Viajar no es descansar

Por Miguel Digón

No fue fácil elegir una sola clase ni un solo profesor. Pero hay frases que se quedan grabadas más allá de las notas, que sobreviven incluso a la mala caligrafía de mi caótico cuaderno. En mi caso, fue aquella frase de Jordi Canal Soler, en la asignatura de Narrativa de Viajes: «Viajar no es descansar».

Podría parecer una obviedad, pero para mí fue una revelación. Porque viajar, sobre todo cuando se viaja con la intención de escribir, es en realidad una forma de poner el alma en perpetuo movimiento. Jordi lo decía con una calma que contrastaba con la intensidad de la frase. Viajar no es descansar, entendí entonces, no sólo por el cansancio físico de los trayectos, los vuelos o las caminatas. Para mí, viajar siempre ha significado caminar divagando por las ciudades, perderme en calles desconocidas y sentir que cada paso puede contar una historia. En los viajes largos siempre llevo un par de tenis viejos; no porque sean cómodos, sino porque los convierto en una especie de reliquia viajera. Al final del recorrido, los dejo en algún rincón del mundo como un gesto de gratitud, un pequeño rito personal que marca el cierre de una transformación.

Pero el verdadero cansancio del viaje no está en los pies, sino en el alma. Es ese esfuerzo constante por mirar con  otros ojos  por mantener viva la curiosidad incluso cuando el cuerpo pide una tregua. Y es un cansancio que no se sufre, se goza. Porque, como descubrí en aquella clase, viajar es desafiar la comodidad, romper la rutina, aceptar que cada desplazamiento es también un cambio interior.

Desde hace muchos años  cada destino se me presenta como un vaivén emocional. Jordi hablaba del viaje como una marejada, la corriente que nos arrastra, nos sacude y finalmente nos deposita en una orilla distinta de la que partimos. En esa metáfora encontré una verdad profunda. El viaje transforma, pero la transformación más ardua llega después, cuando uno intenta asimilar lo vivido y dibujarlo con palabras.

Quizá por eso escribir sobre los viajes es también una forma de no descansar. Volver a las notas, a las sensaciones, a los olores y sonidos, es revivir el trayecto una y otra vez. Es convertir el movimiento en relato. Y ahí radica el esfuerzo del cronista de viajes: transformar el cansancio en significado, el camino en historia.

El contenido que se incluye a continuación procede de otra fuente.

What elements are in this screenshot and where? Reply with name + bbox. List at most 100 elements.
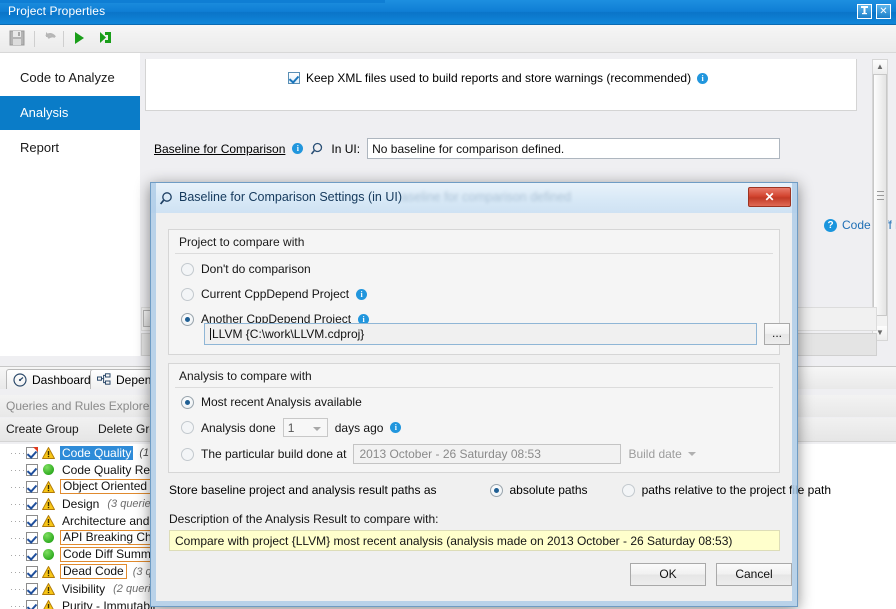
radio-current-project-label: Current CppDepend Project bbox=[201, 287, 349, 301]
tree-row-label: Code Quality Regr bbox=[60, 463, 163, 477]
scrollbar-thumb[interactable] bbox=[873, 74, 887, 316]
warning-icon bbox=[42, 481, 55, 493]
tree-row-checkbox[interactable] bbox=[26, 532, 38, 544]
current-project-info-icon[interactable]: i bbox=[356, 289, 367, 300]
tree-indent-guide: ···· bbox=[10, 465, 26, 475]
radio-analysis-done-button[interactable] bbox=[181, 421, 194, 434]
save-icon[interactable] bbox=[8, 29, 28, 49]
text-caret bbox=[210, 328, 211, 340]
tree-row-checkbox[interactable] bbox=[26, 583, 38, 595]
dialog-close-button[interactable]: ✕ bbox=[748, 187, 791, 207]
days-ago-stepper[interactable]: 1 bbox=[283, 418, 328, 437]
nav-item-code-to-analyze[interactable]: Code to Analyze bbox=[0, 61, 140, 95]
project-to-compare-group: Project to compare with Don't do compari… bbox=[168, 229, 780, 355]
radio-most-recent-analysis-button[interactable] bbox=[181, 396, 194, 409]
tree-row-checkbox[interactable] bbox=[26, 498, 38, 510]
chevron-down-icon[interactable] bbox=[313, 427, 321, 431]
radio-dont-do-comparison-button[interactable] bbox=[181, 263, 194, 276]
radio-particular-build-button[interactable] bbox=[181, 448, 194, 461]
pin-icon[interactable] bbox=[857, 4, 872, 19]
tree-row-checkbox[interactable] bbox=[26, 600, 38, 609]
tree-row-checkbox[interactable] bbox=[26, 566, 38, 578]
titlebar-accent-strip bbox=[0, 0, 385, 3]
help-icon[interactable]: ? bbox=[824, 219, 837, 232]
tree-row-label: Design bbox=[60, 497, 101, 511]
tree-indent-guide: ···· bbox=[10, 584, 26, 594]
store-paths-label: Store baseline project and analysis resu… bbox=[169, 483, 437, 497]
radio-current-project[interactable]: Current CppDepend Project i bbox=[181, 287, 367, 301]
close-icon[interactable]: ✕ bbox=[876, 4, 891, 19]
undo-icon[interactable] bbox=[41, 29, 61, 49]
tree-row-checkbox[interactable] bbox=[26, 549, 38, 561]
content-scrollbar[interactable]: ▲ ▼ bbox=[872, 59, 888, 341]
tree-indent-guide: ···· bbox=[10, 482, 26, 492]
keep-xml-checkbox[interactable] bbox=[288, 72, 300, 84]
toolbar-separator-1 bbox=[34, 31, 35, 47]
warning-icon bbox=[42, 447, 55, 459]
build-date-dropdown[interactable]: Build date bbox=[628, 447, 695, 461]
cancel-button[interactable]: Cancel bbox=[716, 563, 792, 586]
tree-row-count: (3 querie bbox=[107, 498, 150, 510]
radio-relative-paths[interactable]: paths relative to the project file path bbox=[622, 483, 831, 497]
magnifier-glyph bbox=[310, 142, 324, 156]
tree-indent-guide: ···· bbox=[10, 567, 26, 577]
run-glyph bbox=[70, 29, 88, 47]
keep-xml-info-icon[interactable]: i bbox=[697, 73, 708, 84]
ok-button[interactable]: OK bbox=[630, 563, 706, 586]
tree-row-checkbox[interactable] bbox=[26, 447, 38, 459]
radio-relative-paths-label: paths relative to the project file path bbox=[642, 483, 831, 497]
radio-analysis-done-label: Analysis done bbox=[201, 421, 276, 435]
chevron-down-icon[interactable] bbox=[688, 452, 696, 456]
radio-another-project-button[interactable] bbox=[181, 313, 194, 326]
radio-dont-do-comparison[interactable]: Don't do comparison bbox=[181, 262, 311, 276]
gauge-icon bbox=[13, 373, 27, 387]
magnifier-icon bbox=[310, 142, 324, 156]
toolbar-separator-2 bbox=[63, 31, 64, 47]
dependency-graph-icon bbox=[97, 373, 111, 387]
save-glyph bbox=[8, 29, 26, 47]
status-ok-icon bbox=[43, 532, 54, 543]
radio-relative-paths-button[interactable] bbox=[622, 484, 635, 497]
scroll-up-icon[interactable]: ▲ bbox=[873, 60, 887, 74]
nav-item-analysis[interactable]: Analysis bbox=[0, 96, 140, 130]
warning-icon bbox=[42, 515, 55, 527]
baseline-value-input[interactable]: No baseline for comparison defined. bbox=[367, 138, 780, 159]
undo-glyph bbox=[41, 29, 59, 47]
days-ago-suffix: days ago bbox=[335, 421, 384, 435]
days-ago-info-icon[interactable]: i bbox=[390, 422, 401, 433]
tree-row-checkbox[interactable] bbox=[26, 515, 38, 527]
create-group-button[interactable]: Create Group bbox=[6, 422, 79, 436]
tree-indent-guide: ···· bbox=[10, 601, 26, 609]
radio-particular-build[interactable]: The particular build done at 2013 Octobe… bbox=[181, 444, 696, 464]
radio-absolute-paths[interactable]: absolute paths bbox=[490, 483, 588, 497]
build-date-input[interactable]: 2013 October - 26 Saturday 08:53 bbox=[353, 444, 621, 464]
radio-absolute-paths-button[interactable] bbox=[490, 484, 503, 497]
radio-current-project-button[interactable] bbox=[181, 288, 194, 301]
run-icon[interactable] bbox=[70, 29, 90, 49]
tree-indent-guide: ···· bbox=[10, 448, 26, 458]
delete-group-button[interactable]: Delete Gro bbox=[98, 422, 156, 436]
project-path-input[interactable]: LLVM {C:\work\LLVM.cdproj} bbox=[204, 323, 757, 345]
analysis-to-compare-group: Analysis to compare with Most recent Ana… bbox=[168, 363, 780, 473]
project-group-title: Project to compare with bbox=[179, 235, 304, 249]
radio-analysis-done-days-ago[interactable]: Analysis done 1 days ago i bbox=[181, 418, 401, 437]
radio-dont-do-comparison-label: Don't do comparison bbox=[201, 262, 311, 276]
radio-most-recent-analysis[interactable]: Most recent Analysis available bbox=[181, 395, 362, 409]
browse-button[interactable]: ... bbox=[764, 323, 790, 345]
tree-row-label: Dead Code bbox=[60, 564, 127, 579]
tree-row-label: Code Diff Summar bbox=[60, 547, 164, 562]
tab-dashboard[interactable]: Dashboard bbox=[6, 369, 100, 389]
tree-row-checkbox[interactable] bbox=[26, 481, 38, 493]
run-and-export-icon[interactable] bbox=[96, 29, 116, 49]
tree-indent-guide: ···· bbox=[10, 499, 26, 509]
baseline-settings-dialog: Baseline for Comparison Settings (in UI)… bbox=[150, 182, 798, 607]
baseline-info-icon[interactable]: i bbox=[292, 143, 303, 154]
tree-row-checkbox[interactable] bbox=[26, 464, 38, 476]
explorer-title: Queries and Rules Explorer bbox=[6, 399, 153, 413]
run-export-glyph bbox=[96, 29, 114, 47]
window-title: Project Properties bbox=[8, 4, 105, 18]
analysis-group-title: Analysis to compare with bbox=[179, 369, 312, 383]
baseline-for-comparison-link[interactable]: Baseline for Comparison bbox=[154, 142, 285, 156]
days-ago-value: 1 bbox=[288, 421, 295, 435]
nav-item-report[interactable]: Report bbox=[0, 131, 140, 165]
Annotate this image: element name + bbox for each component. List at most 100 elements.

Recuerdo que un amigo —el mejor ex que he tenido— solía decirme que mi forma de caminar por el Centro Histórico de la Ciudad de México era como la de un niño en Disneylandia: cada edificio, cada esquina, cada mercado era una atracción. Tal vez tenía razón. En cada ciudad busco esa chispa de asombro que me hace sentir pleno, esa sensación de estar frente a algo irrepetible. Porque cuando viajo, el tiempo no alcanza, y aun así no quiero detenerlo.

Esta misma inquietud me acompaña hoy en mi Trabajo de Fin de Máster, centrado en Yeda y en la figura de Ali Bey. Como él, busco comprender los paisajes no sólo con la mirada, sino con la escritura; y como él, sé que cada desplazamiento implica una entrega. “Viajar no es descansar” me recuerda que el verdadero viaje no termina en el destino, sino en la capacidad de narrarlo. Que el descanso no llega al volver a casa, sino cuando las palabras logran capturar, aunque sea por un instante, la intensidad de haber estado en otro lugar. Porque al final, viajar, como escribir, no es un descanso. Es una forma de estar plenamente despierto, como si fuéramos sonámbulos que se niegan a abrir los ojos, porque ven mejor sin ellos.

Este artículo forma parte de las prácticas realizadas por los alumnos del Máster en Periodismo de Viajes de la School of Travel Journalism.